Selected Presentations
M. Croci, G. N. Wells, Reduced- and mixed-precision finite element kernels, FEniCS 2024. Simula Research Laboratory, Oslo, Norway, (2024). Download.
In this talk we investigate the effect of rounding errors in the computation of finite element (FE) kernels and we develop strategies for reduced- and mixed-precision acceleration using half-precision floating point formats. Possible applications of this work include: reduced- and mixed-precision preconditioning, linear and nonlinear solvers, and timestepping methods.
The popularity of artificial intelligence has pushed for the design of computer architectures that are increasingly faster at performing computations using fewer bits. For instance, 16-bit half-precision computations are over 32 times more efficient than double precision computations on NVIDIA H100 GPU tensor cores. However, reducing the precision leads to a significant increase in rounding errors and extreme care must be taken during algorithmic design.
With the objective of exploiting these new chip capabilities in FE methods, we focus on FE cell kernels for matrix assembly. By analysing the algorithm used by FFCx, we show that the total rounding error is comprised of two terms:
- A geometry term depending on the condition number of the Jacobian of the map to the reference cell.
- A quadrature term growing with the number of quadrature nodes. Based on this analysis, we propose a strategy for obtaining machine-accurate results at negligible efficiency loss via a mixed-precision treatment.

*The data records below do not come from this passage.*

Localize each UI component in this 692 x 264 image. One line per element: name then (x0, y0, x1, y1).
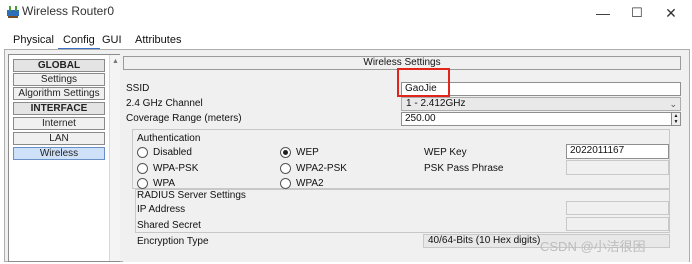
watermark: CSDN @小洁很困 (540, 239, 646, 254)
radius-title: RADIUS Server Settings (137, 190, 246, 201)
auth-wep-label: WEP (296, 147, 319, 158)
radio-wpa-psk[interactable] (137, 163, 148, 174)
sidebar: GLOBAL Settings Algorithm Settings INTER… (8, 54, 120, 262)
auth-wpa2-psk-option[interactable]: WPA2-PSK (280, 162, 380, 176)
wep-key-input[interactable]: 2022011167 (566, 144, 669, 159)
radio-wpa2-psk[interactable] (280, 163, 291, 174)
minimize-button[interactable]: — (586, 2, 620, 24)
authentication-title: Authentication (137, 133, 201, 144)
radio-wep[interactable] (280, 147, 291, 158)
auth-wpa2-psk-label: WPA2-PSK (296, 163, 347, 174)
channel-value: 1 - 2.412GHz (406, 98, 466, 109)
router-app-icon (7, 6, 19, 18)
auth-wep-option[interactable]: WEP (280, 146, 380, 160)
coverage-label: Coverage Range (meters) (126, 113, 242, 124)
chevron-down-icon: ⌄ (669, 99, 677, 109)
sidebar-header-interface: INTERFACE (13, 102, 105, 115)
sidebar-header-global: GLOBAL (13, 59, 105, 72)
sidebar-item-wireless[interactable]: Wireless (13, 147, 105, 160)
sidebar-item-lan[interactable]: LAN (13, 132, 105, 145)
encryption-type-value: 40/64-Bits (10 Hex digits) (428, 235, 541, 246)
ip-address-input[interactable] (566, 201, 669, 215)
radio-disabled[interactable] (137, 147, 148, 158)
wep-key-label: WEP Key (424, 147, 467, 158)
sidebar-item-algorithm-settings[interactable]: Algorithm Settings (13, 87, 105, 100)
sidebar-item-internet[interactable]: Internet (13, 117, 105, 130)
sidebar-item-settings[interactable]: Settings (13, 73, 105, 86)
channel-select[interactable]: 1 - 2.412GHz ⌄ (401, 97, 681, 111)
shared-secret-input[interactable] (566, 217, 669, 231)
shared-secret-label: Shared Secret (137, 220, 201, 231)
title-bar: Wireless Router0 — ☐ ✕ (0, 0, 692, 26)
tab-config[interactable]: Config (58, 33, 100, 49)
auth-disabled-option[interactable]: Disabled (137, 146, 237, 160)
ssid-highlight-box (397, 68, 450, 97)
ip-address-label: IP Address (137, 204, 186, 215)
radio-wpa2[interactable] (280, 178, 291, 189)
psk-pass-phrase-input[interactable] (566, 160, 669, 175)
auth-disabled-label: Disabled (153, 147, 192, 158)
auth-wpa-psk-label: WPA-PSK (153, 163, 199, 174)
window-title: Wireless Router0 (22, 4, 115, 18)
spinner-arrows-icon[interactable]: ▲ ▼ (671, 113, 680, 125)
tab-gui[interactable]: GUI (97, 33, 127, 49)
ssid-label: SSID (126, 83, 150, 94)
scroll-up-icon[interactable]: ▲ (112, 58, 119, 65)
coverage-value: 250.00 (405, 113, 436, 124)
radio-wpa[interactable] (137, 178, 148, 189)
psk-pass-phrase-label: PSK Pass Phrase (424, 163, 504, 174)
encryption-type-label: Encryption Type (137, 236, 209, 247)
tab-physical[interactable]: Physical (8, 33, 59, 49)
channel-label: 2.4 GHz Channel (126, 98, 203, 109)
tab-attributes[interactable]: Attributes (130, 33, 186, 49)
coverage-input[interactable]: 250.00 ▲ ▼ (401, 112, 681, 126)
sidebar-scrollbar[interactable]: ▲ (109, 55, 120, 261)
close-button[interactable]: ✕ (654, 2, 688, 24)
auth-wpa-psk-option[interactable]: WPA-PSK (137, 162, 237, 176)
maximize-button[interactable]: ☐ (620, 2, 654, 24)
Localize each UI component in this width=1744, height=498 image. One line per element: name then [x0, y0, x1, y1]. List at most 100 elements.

While this is currently work in progress, early-stage numerical experiments on Intel Sapphire Rapids CPUs show appreciable speedups compared to their double precision equivalents and support our theoretical findings. Additionally, we show how the latest Sapphire Rapids AMX-BF16 registers and instructions offer great promise for further incresing accuracy and speed (although compiler and/or register improvements would be needed).